Atheists
claim that "God is not worthy of belief."
No. What defines my atheism is being presented with claims without supporting evidence.
I am simply not convinced about those claims. And the reason I remain unconvinced, is because it lacks the evidence to justify belief.
I disbelieve the claims of islam, hinduism, scientology, bigfoot, the lochness monster,... for the exact same reasons.
What about this, exactly, is tripping you up? Do atheists not make that claim?
Atheists make lots of claims. But none of those claims define their atheism.
Atheism is only defined by being unconvinced of the claims of theism.
It's not some concious choice that is made, nore is it the result of a claim.
It's a response to a claim. I don't know why it is so hard to understand the difference.
Then the atheist claims that the proposition "God exists" should not be accepted as true. How is that not a claim?
A response to a claim, is not a claim.
What else do you want me to tell you?
Side 1 makes a claim (implies that they accept it - why else would they make the claim??)
Side 2 is unconvinced of the truth of the claim.
Side 1 has a burden of proof.
Side 2 does not.
Then you are making the claim that "There is not a good enough reason to accept it as true." That's a claim nonetheless, and every debate requires two claims.
No. Just pointing out that there is insufficient evidence to accept the ONE claim as true.
Call that a "claim" if you want, but I don't see the point in doing that.
It matters not to the outcome. The one making the original claim has the burden of proof. When that burden isn't met, then the one
responding to that is perfectly justified in rejecting that claim.
Both have the burden of proof? This answer is evidence that you don't understand what the burden of proof is, as both cannot have it. I suggest a dictionary.
No. The example you gave were of TWO claims. Not one claim with a response to it.
In analogy to the secret coin flip, this would be:
- A claims it is heads
-
B claims it is not heads (and thus implies that it IS tails)
Both A and B have a burden of proof for those claims.
But, as explained multiple times already, that is NOT an accurate description of the theist-atheist issue.
Going forward with the coinflip analogy, in the theist issue, that would become:
- A claims it is heads
-
B responds to A that he has insufficient evidence to justify accepting that claim
B is NOT claiming that it is "not heads" or that "it is tails". He is ONLY addressing/responding to the specific claim of A.
Do you understand the difference between:
- I don't believe X is true
and
- I believe X is false
Because it sounds like you don't.
Your assertions are not convincing.
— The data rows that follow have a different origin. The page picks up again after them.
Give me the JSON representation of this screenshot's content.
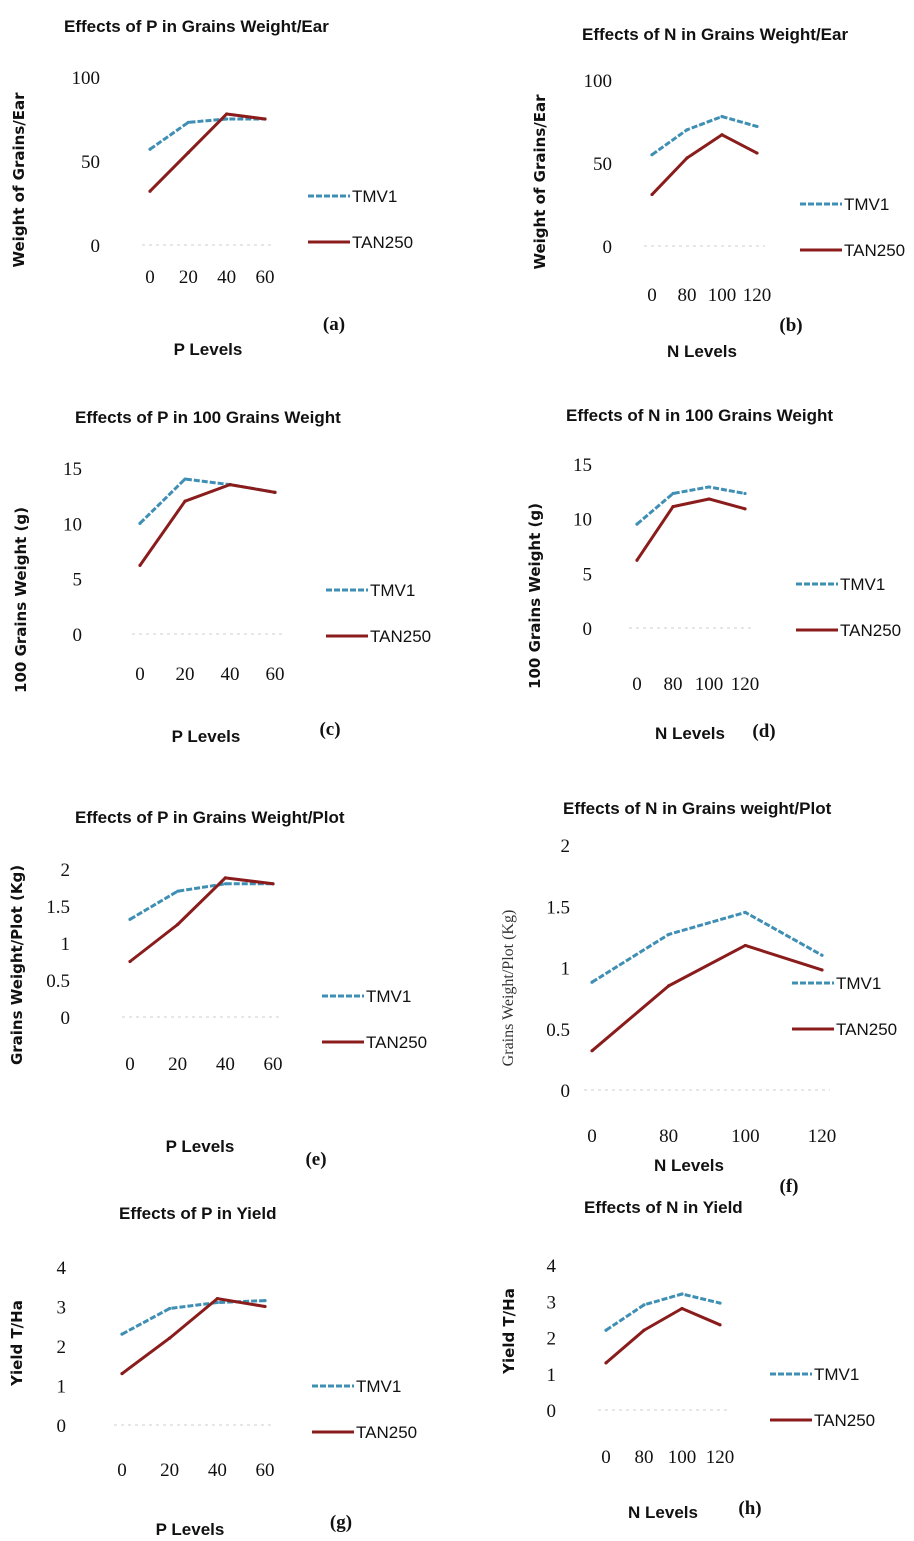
{
  "colors": {
    "TMV1": "#3f8fb4",
    "TAN250": "#8a1c1c"
  },
  "chart_data": [
    {
      "type": "line",
      "panel": "(a)",
      "title": "Effects of P in Grains Weight/Ear",
      "xlabel": "P Levels",
      "ylabel": "Weight of Grains/Ear",
      "categories": [
        "0",
        "20",
        "40",
        "60"
      ],
      "yticks": [
        "0",
        "50",
        "100"
      ],
      "ylim": [
        0,
        100
      ],
      "series": [
        {
          "name": "TMV1",
          "values": [
            57,
            73,
            75,
            75
          ]
        },
        {
          "name": "TAN250",
          "values": [
            32,
            55,
            78,
            75
          ]
        }
      ]
    },
    {
      "type": "line",
      "panel": "(b)",
      "title": "Effects of N in Grains Weight/Ear",
      "xlabel": "N Levels",
      "ylabel": "Weight of Grains/Ear",
      "categories": [
        "0",
        "80",
        "100",
        "120"
      ],
      "yticks": [
        "0",
        "50",
        "100"
      ],
      "ylim": [
        0,
        100
      ],
      "series": [
        {
          "name": "TMV1",
          "values": [
            55,
            70,
            78,
            72
          ]
        },
        {
          "name": "TAN250",
          "values": [
            31,
            53,
            67,
            56
          ]
        }
      ]
    },
    {
      "type": "line",
      "panel": "(c)",
      "title": "Effects of P in 100 Grains Weight",
      "xlabel": "P Levels",
      "ylabel": "100 Grains Weight (g)",
      "categories": [
        "0",
        "20",
        "40",
        "60"
      ],
      "yticks": [
        "0",
        "5",
        "10",
        "15"
      ],
      "ylim": [
        0,
        15
      ],
      "series": [
        {
          "name": "TMV1",
          "values": [
            10,
            14,
            13.5,
            12.8
          ]
        },
        {
          "name": "TAN250",
          "values": [
            6.2,
            12,
            13.5,
            12.8
          ]
        }
      ]
    },
    {
      "type": "line",
      "panel": "(d)",
      "title": "Effects of N in 100 Grains Weight",
      "xlabel": "N Levels",
      "ylabel": "100 Grains Weight (g)",
      "categories": [
        "0",
        "80",
        "100",
        "120"
      ],
      "yticks": [
        "0",
        "5",
        "10",
        "15"
      ],
      "ylim": [
        0,
        15
      ],
      "series": [
        {
          "name": "TMV1",
          "values": [
            9.5,
            12.3,
            12.9,
            12.3
          ]
        },
        {
          "name": "TAN250",
          "values": [
            6.2,
            11.1,
            11.8,
            10.9
          ]
        }
      ]
    },
    {
      "type": "line",
      "panel": "(e)",
      "title": "Effects of P in Grains Weight/Plot",
      "xlabel": "P Levels",
      "ylabel": "Grains Weight/Plot (Kg)",
      "categories": [
        "0",
        "20",
        "40",
        "60"
      ],
      "yticks": [
        "0",
        "0.5",
        "1",
        "1.5",
        "2"
      ],
      "ylim": [
        0,
        2
      ],
      "series": [
        {
          "name": "TMV1",
          "values": [
            1.32,
            1.7,
            1.8,
            1.8
          ]
        },
        {
          "name": "TAN250",
          "values": [
            0.75,
            1.25,
            1.88,
            1.8
          ]
        }
      ]
    },
    {
      "type": "line",
      "panel": "(f)",
      "title": "Effects of N in Grains weight/Plot",
      "xlabel": "N Levels",
      "ylabel": "Grains Weight/Plot (Kg)",
      "categories": [
        "0",
        "80",
        "100",
        "120"
      ],
      "yticks": [
        "0",
        "0.5",
        "1",
        "1.5",
        "2"
      ],
      "ylim": [
        0,
        2
      ],
      "series": [
        {
          "name": "TMV1",
          "values": [
            0.88,
            1.27,
            1.45,
            1.1
          ]
        },
        {
          "name": "TAN250",
          "values": [
            0.32,
            0.85,
            1.18,
            0.98
          ]
        }
      ]
    },
    {
      "type": "line",
      "panel": "(g)",
      "title": "Effects of P in Yield",
      "xlabel": "P Levels",
      "ylabel": "Yield T/Ha",
      "categories": [
        "0",
        "20",
        "40",
        "60"
      ],
      "yticks": [
        "0",
        "1",
        "2",
        "3",
        "4"
      ],
      "ylim": [
        0,
        4
      ],
      "series": [
        {
          "name": "TMV1",
          "values": [
            2.3,
            2.95,
            3.1,
            3.15
          ]
        },
        {
          "name": "TAN250",
          "values": [
            1.3,
            2.2,
            3.2,
            3.0
          ]
        }
      ]
    },
    {
      "type": "line",
      "panel": "(h)",
      "title": "Effects of N in Yield",
      "xlabel": "N Levels",
      "ylabel": "Yield T/Ha",
      "categories": [
        "0",
        "80",
        "100",
        "120"
      ],
      "yticks": [
        "0",
        "1",
        "2",
        "3",
        "4"
      ],
      "ylim": [
        0,
        4
      ],
      "series": [
        {
          "name": "TMV1",
          "values": [
            2.2,
            2.9,
            3.2,
            2.95
          ]
        },
        {
          "name": "TAN250",
          "values": [
            1.3,
            2.2,
            2.8,
            2.35
          ]
        }
      ]
    }
  ]
}
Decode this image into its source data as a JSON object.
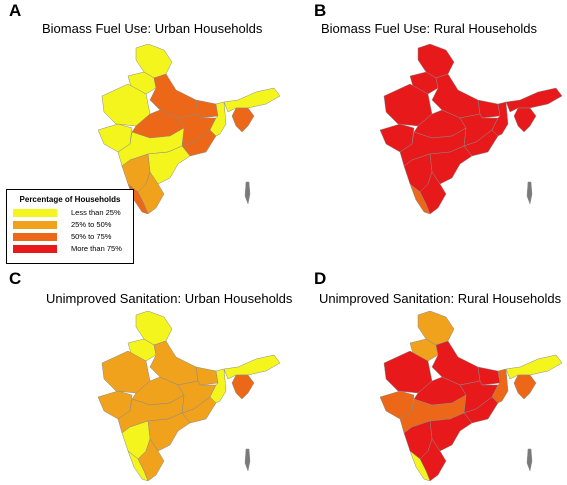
{
  "colors": {
    "less_than_25": "#f5f51e",
    "25_to_50": "#f0a21c",
    "50_to_75": "#ec6818",
    "more_than_75": "#e8191a",
    "islands": "#7a7a7a",
    "border": "#8a8a8a"
  },
  "legend": {
    "title": "Percentage of Households",
    "items": [
      {
        "key": "less_than_25",
        "label": "Less than 25%"
      },
      {
        "key": "25_to_50",
        "label": "25% to 50%"
      },
      {
        "key": "50_to_75",
        "label": "50% to 75%"
      },
      {
        "key": "more_than_75",
        "label": "More than 75%"
      }
    ]
  },
  "panels": [
    {
      "letter": "A",
      "title": "Biomass Fuel Use: Urban Households",
      "regions": {
        "kashmir": "less_than_25",
        "himachal_punjab": "less_than_25",
        "rajasthan": "less_than_25",
        "gujarat": "less_than_25",
        "up_north": "50_to_75",
        "bihar": "50_to_75",
        "madhya_pradesh": "50_to_75",
        "chhattisgarh_jharkhand": "50_to_75",
        "odisha": "50_to_75",
        "west_bengal": "less_than_25",
        "maharashtra": "less_than_25",
        "andhra": "less_than_25",
        "karnataka": "25_to_50",
        "tamil_nadu": "25_to_50",
        "kerala": "50_to_75",
        "assam": "less_than_25",
        "northeast_south": "50_to_75"
      }
    },
    {
      "letter": "B",
      "title": "Biomass Fuel Use: Rural Households",
      "regions": {
        "kashmir": "more_than_75",
        "himachal_punjab": "more_than_75",
        "rajasthan": "more_than_75",
        "gujarat": "more_than_75",
        "up_north": "more_than_75",
        "bihar": "more_than_75",
        "madhya_pradesh": "more_than_75",
        "chhattisgarh_jharkhand": "more_than_75",
        "odisha": "more_than_75",
        "west_bengal": "more_than_75",
        "maharashtra": "more_than_75",
        "andhra": "more_than_75",
        "karnataka": "more_than_75",
        "tamil_nadu": "more_than_75",
        "kerala": "50_to_75",
        "assam": "more_than_75",
        "northeast_south": "more_than_75"
      }
    },
    {
      "letter": "C",
      "title": "Unimproved Sanitation: Urban Households",
      "regions": {
        "kashmir": "less_than_25",
        "himachal_punjab": "less_than_25",
        "rajasthan": "25_to_50",
        "gujarat": "25_to_50",
        "up_north": "25_to_50",
        "bihar": "25_to_50",
        "madhya_pradesh": "25_to_50",
        "chhattisgarh_jharkhand": "25_to_50",
        "odisha": "25_to_50",
        "west_bengal": "less_than_25",
        "maharashtra": "25_to_50",
        "andhra": "25_to_50",
        "karnataka": "less_than_25",
        "tamil_nadu": "25_to_50",
        "kerala": "less_than_25",
        "assam": "less_than_25",
        "northeast_south": "50_to_75"
      }
    },
    {
      "letter": "D",
      "title": "Unimproved Sanitation: Rural Households",
      "regions": {
        "kashmir": "25_to_50",
        "himachal_punjab": "25_to_50",
        "rajasthan": "more_than_75",
        "gujarat": "50_to_75",
        "up_north": "more_than_75",
        "bihar": "more_than_75",
        "madhya_pradesh": "more_than_75",
        "chhattisgarh_jharkhand": "more_than_75",
        "odisha": "more_than_75",
        "west_bengal": "50_to_75",
        "maharashtra": "50_to_75",
        "andhra": "more_than_75",
        "karnataka": "more_than_75",
        "tamil_nadu": "more_than_75",
        "kerala": "less_than_25",
        "assam": "less_than_25",
        "northeast_south": "50_to_75"
      }
    }
  ]
}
You would do well to produce an argument.
I've given you explanation upon explanation and used examples to illustrate.
I don't know what else to tell you.
How does that answer my point?
I told you already...
only the claim of existance is addressed.
This comes back to what I said previously... it seems like you don't understand the difference between "I don't believe X is true" and "I believe X is false". The first doesn't necessarily imply the second.
Again, I would suggest a dictionary.
I would suggest learning the difference between making a claim and
responding to one.
You fail to answer my counterarguments and present no counterarguments yourself.
Your "counterarguments" are invalid.
You confuse not accepting a claim, with claiming the opposite.